Every sound felt amplified.
Every flicker of light felt sharp.
Even thoughts felt loud and unrelenting.

It was brutal.

And yet, inside that forced silence, I found a strange kind of space.

When the Noise Disappears

With nothing else to do, my mind began to wander. Not in panic. Not in stress. But in quiet reflection.

I started daydreaming about my life. What I truly want. What I am striving for. What genuinely makes me happy.

Do I feel fulfilled?
Am I chasing the right things?
Am I overlooking something essential?

The questions were sharp. Almost uncomfortable. But necessary. They are the kind of questions that only surface when the world outside fades away and there is nowhere left to hide from yourself.

Sitting With the Feeling

I tried not to distract myself. Not to scroll. Not to fill the silence. I tried to sit with my feelings and truly feel them instead of pushing them aside.

There is something about slow, painful stillness that forces clarity.

When everyday noise is stripped away, answers begin to surface. Or at least glimpses of them. Enough to adjust direction. Enough to realign.

Connection Through Pain

During this week, I also created a poster and shared it with the media to raise awareness. It sparked conversations. Real ones.

Advice came pouring in. Wisdom. Stories. Reflections from others who have faced similar struggles.
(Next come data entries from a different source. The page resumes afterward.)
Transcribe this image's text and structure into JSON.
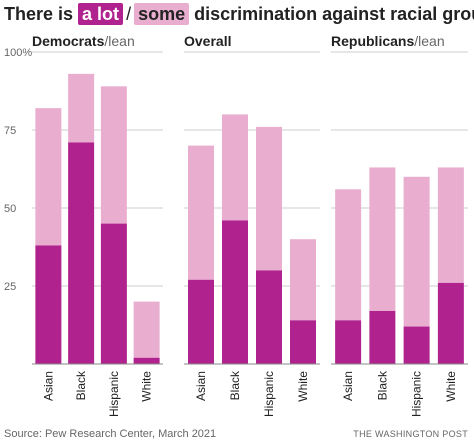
{
  "title": {
    "before": "There is",
    "a_lot": "a lot",
    "slash": "/",
    "some": "some",
    "after": "discrimination against racial group"
  },
  "colors": {
    "a_lot": "#b0238f",
    "some": "#e9aecf",
    "grid": "#cccccc",
    "text": "#222222",
    "muted": "#666666"
  },
  "chart_data": {
    "type": "bar",
    "stacked": true,
    "ylim": [
      0,
      100
    ],
    "y_ticks": [
      {
        "value": 25,
        "label": "25"
      },
      {
        "value": 50,
        "label": "50"
      },
      {
        "value": 75,
        "label": "75"
      },
      {
        "value": 100,
        "label": "100%"
      }
    ],
    "grid": true,
    "categories": [
      "Asian",
      "Black",
      "Hispanic",
      "White"
    ],
    "panels": [
      {
        "title_main": "Democrats",
        "title_sub": "/lean",
        "a_lot": [
          38,
          71,
          45,
          2
        ],
        "total": [
          82,
          93,
          89,
          20
        ]
      },
      {
        "title_main": "Overall",
        "title_sub": "",
        "a_lot": [
          27,
          46,
          30,
          14
        ],
        "total": [
          70,
          80,
          76,
          40
        ]
      },
      {
        "title_main": "Republicans",
        "title_sub": "/lean",
        "a_lot": [
          14,
          17,
          12,
          26
        ],
        "total": [
          56,
          63,
          60,
          63
        ]
      }
    ]
  },
  "footer": {
    "source": "Source: Pew Research Center, March 2021",
    "credit": "THE WASHINGTON POST"
  }
}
Even in the midst of pain, connection can emerge. Insight can emerge. Meaning can emerge.

There is something powerful about transforming personal struggle into shared understanding.

Perspective

And still, even in the depth of discomfort, I keep perspective.

There are fifty one other weeks in the year to live. To create. To act.

Optimistically, I will only have one or two of these weeks in a year now. In recent years, it has been only one.

So I will not complain. I will reflect. I will learn. I will plan.

Realignment

The migraine forced me into stillness. And in that stillness, I found room to dream. To evaluate. To realign with what matters most.

Painful, yes.
But strangely productive.

Sometimes it is in the dark that we see the brightest truths.

My question for you is simple.

Have you taken the time to truly sit down and reflect on your life?